CO2 application is one of the important ways to promote crop growth and increase yield, especially for facility crop cultivation. Since carrot is a widespread vegetable, the area of off-season facility cultivation has been increasing in recent years. Jasmonic acid (JA) is a signal molecule that responds quickly to external stimulation in plants, so it is very important to study the JA metabolism under CO2 enrichment. In this study, the JA content and the biomass were measured during the growth and development of carrots under natural conditions and CO2 enrichment in greenhouse.

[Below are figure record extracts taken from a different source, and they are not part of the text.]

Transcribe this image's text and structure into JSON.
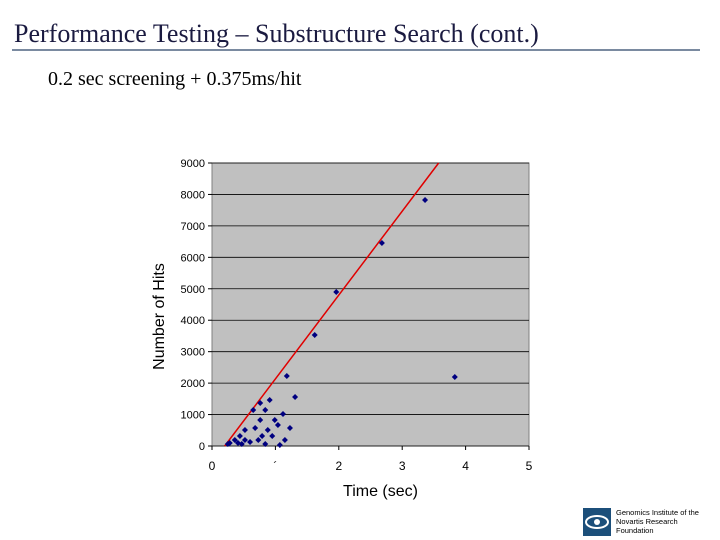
{
  "header": {
    "title": "Performance Testing – Substructure Search (cont.)",
    "subtitle": "0.2 sec screening + 0.375ms/hit"
  },
  "chart_data": {
    "type": "scatter",
    "x_label": "Time (sec)",
    "y_label": "Number of Hits",
    "xlim": [
      0,
      5
    ],
    "ylim": [
      0,
      9000
    ],
    "xticks": [
      0,
      {
        "value": 1,
        "label": "´"
      },
      2,
      3,
      4,
      5
    ],
    "yticks": [
      0,
      1000,
      2000,
      3000,
      4000,
      5000,
      6000,
      7000,
      8000,
      9000
    ],
    "grid": true,
    "plot_background": "#c0c0c0",
    "series": [
      {
        "color": "#000080",
        "x": [
          3.36,
          2.68,
          1.96,
          1.62,
          3.83,
          1.18,
          1.31,
          0.91,
          0.76,
          0.65,
          0.84,
          1.12,
          0.99,
          1.23,
          1.04,
          0.88,
          0.68,
          0.52,
          0.44,
          0.36,
          0.28,
          0.25,
          0.52,
          0.79,
          0.95,
          1.15,
          0.6,
          0.84,
          1.07,
          0.41,
          0.47,
          0.76,
          0.73
        ],
        "y": [
          7825,
          6457,
          4898,
          3531,
          2195,
          2226,
          1558,
          1463,
          1368,
          1145,
          1145,
          1018,
          827,
          573,
          668,
          509,
          573,
          509,
          318,
          191,
          95,
          64,
          191,
          318,
          318,
          191,
          127,
          64,
          32,
          95,
          64,
          827,
          191
        ]
      }
    ],
    "fit_line": {
      "color": "#e00000",
      "x": [
        0.2,
        3.575
      ],
      "y": [
        0,
        9000
      ]
    }
  },
  "footer": {
    "logo_text": [
      "Genomics Institute of the",
      "Novartis Research",
      "Foundation"
    ]
  }
}
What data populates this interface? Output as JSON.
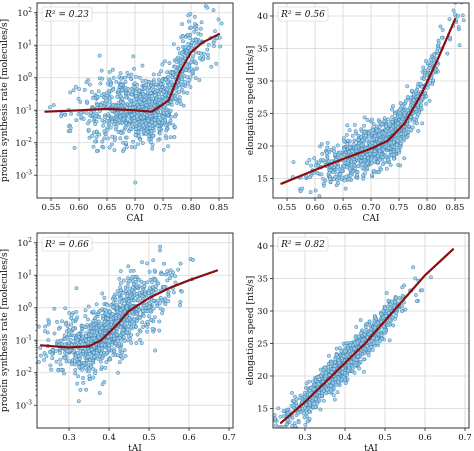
{
  "chart_data": [
    {
      "type": "scatter",
      "r2_label": "R² = 0.23",
      "xlabel": "CAI",
      "ylabel": "protein synthesis rate [molecules/s]",
      "xlim": [
        0.525,
        0.875
      ],
      "ylim_log10": [
        -3.7,
        2.3
      ],
      "yscale": "log",
      "xticks": [
        0.55,
        0.6,
        0.65,
        0.7,
        0.75,
        0.8,
        0.85
      ],
      "xtick_labels": [
        "0.55",
        "0.60",
        "0.65",
        "0.70",
        "0.75",
        "0.80",
        "0.85"
      ],
      "yticks": [
        {
          "sup": "-3",
          "exp": -3
        },
        {
          "sup": "-2",
          "exp": -2
        },
        {
          "sup": "-1",
          "exp": -1
        },
        {
          "sup": "0",
          "exp": 0
        },
        {
          "sup": "1",
          "exp": 1
        },
        {
          "sup": "2",
          "exp": 2
        }
      ],
      "grid": true,
      "legend_position": "top-left",
      "trend": [
        [
          0.54,
          0.09
        ],
        [
          0.6,
          0.1
        ],
        [
          0.65,
          0.11
        ],
        [
          0.7,
          0.1
        ],
        [
          0.73,
          0.09
        ],
        [
          0.76,
          0.2
        ],
        [
          0.78,
          1.5
        ],
        [
          0.8,
          6.0
        ],
        [
          0.82,
          12.0
        ],
        [
          0.85,
          22.0
        ]
      ],
      "scatter_model": {
        "n": 1100,
        "x_mean": 0.72,
        "x_sd": 0.055,
        "spread": 0.55
      }
    },
    {
      "type": "scatter",
      "r2_label": "R² = 0.56",
      "xlabel": "CAI",
      "ylabel": "elongation speed [nts/s]",
      "xlim": [
        0.525,
        0.875
      ],
      "ylim": [
        12,
        42
      ],
      "yscale": "linear",
      "xticks": [
        0.55,
        0.6,
        0.65,
        0.7,
        0.75,
        0.8,
        0.85
      ],
      "xtick_labels": [
        "0.55",
        "0.60",
        "0.65",
        "0.70",
        "0.75",
        "0.80",
        "0.85"
      ],
      "yticks": [
        15,
        20,
        25,
        30,
        35,
        40
      ],
      "ytick_labels": [
        "15",
        "20",
        "25",
        "30",
        "35",
        "40"
      ],
      "grid": true,
      "legend_position": "top-left",
      "trend": [
        [
          0.54,
          14.2
        ],
        [
          0.6,
          16.3
        ],
        [
          0.65,
          18.0
        ],
        [
          0.7,
          19.6
        ],
        [
          0.73,
          20.8
        ],
        [
          0.76,
          23.5
        ],
        [
          0.79,
          28.0
        ],
        [
          0.82,
          33.5
        ],
        [
          0.85,
          39.5
        ]
      ],
      "scatter_model": {
        "n": 1100,
        "x_mean": 0.72,
        "x_sd": 0.055,
        "spread": 1.8
      }
    },
    {
      "type": "scatter",
      "r2_label": "R² = 0.66",
      "xlabel": "tAI",
      "ylabel": "protein synthesis rate [molecules/s]",
      "xlim": [
        0.22,
        0.71
      ],
      "ylim_log10": [
        -3.7,
        2.3
      ],
      "yscale": "log",
      "xticks": [
        0.3,
        0.4,
        0.5,
        0.6,
        0.7
      ],
      "xtick_labels": [
        "0.3",
        "0.4",
        "0.5",
        "0.6",
        "0.7"
      ],
      "yticks": [
        {
          "sup": "-3",
          "exp": -3
        },
        {
          "sup": "-2",
          "exp": -2
        },
        {
          "sup": "-1",
          "exp": -1
        },
        {
          "sup": "0",
          "exp": 0
        },
        {
          "sup": "1",
          "exp": 1
        },
        {
          "sup": "2",
          "exp": 2
        }
      ],
      "grid": true,
      "legend_position": "top-left",
      "trend": [
        [
          0.23,
          0.07
        ],
        [
          0.3,
          0.06
        ],
        [
          0.35,
          0.065
        ],
        [
          0.38,
          0.1
        ],
        [
          0.42,
          0.3
        ],
        [
          0.45,
          0.8
        ],
        [
          0.5,
          2.0
        ],
        [
          0.55,
          4.0
        ],
        [
          0.6,
          7.0
        ],
        [
          0.67,
          14.0
        ]
      ],
      "scatter_model": {
        "n": 1100,
        "x_mean": 0.4,
        "x_sd": 0.07,
        "spread": 0.5
      }
    },
    {
      "type": "scatter",
      "r2_label": "R² = 0.82",
      "xlabel": "tAI",
      "ylabel": "elongation speed [nts/s]",
      "xlim": [
        0.22,
        0.71
      ],
      "ylim": [
        12,
        42
      ],
      "yscale": "linear",
      "xticks": [
        0.3,
        0.4,
        0.5,
        0.6,
        0.7
      ],
      "xtick_labels": [
        "0.3",
        "0.4",
        "0.5",
        "0.6",
        "0.7"
      ],
      "yticks": [
        15,
        20,
        25,
        30,
        35,
        40
      ],
      "ytick_labels": [
        "15",
        "20",
        "25",
        "30",
        "35",
        "40"
      ],
      "grid": true,
      "legend_position": "top-left",
      "trend": [
        [
          0.24,
          12.8
        ],
        [
          0.3,
          16.0
        ],
        [
          0.35,
          19.0
        ],
        [
          0.4,
          22.0
        ],
        [
          0.45,
          25.0
        ],
        [
          0.5,
          28.5
        ],
        [
          0.55,
          32.0
        ],
        [
          0.6,
          35.5
        ],
        [
          0.67,
          39.5
        ]
      ],
      "scatter_model": {
        "n": 1100,
        "x_mean": 0.4,
        "x_sd": 0.07,
        "spread": 1.3
      }
    }
  ]
}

The results showed that the JA content in carrot leaves under CO2 enrichment was higher than that of the control at all stages except harvest stage, but the leaf biomass and root yield were increased at all stages. RNA sequencing identified 482 differentially expressed genes (DEGs). By analyzing the JA synthesis pathway, five DEGs were obtained. In addition, GO annotation found 21 genes that respond to JA or are related to JA-mediated signal transduction. Among them, seven genes are directly related to growth and development, five genes are related to hormonal regulation, and six genes are related to stress. This study showed that JA was highly responsive to CO2 enrichment: JA not only regulated carrot growth, but also responded to abiotic stress. This research provides new insights into the process of plants adapting to high levels of CO2.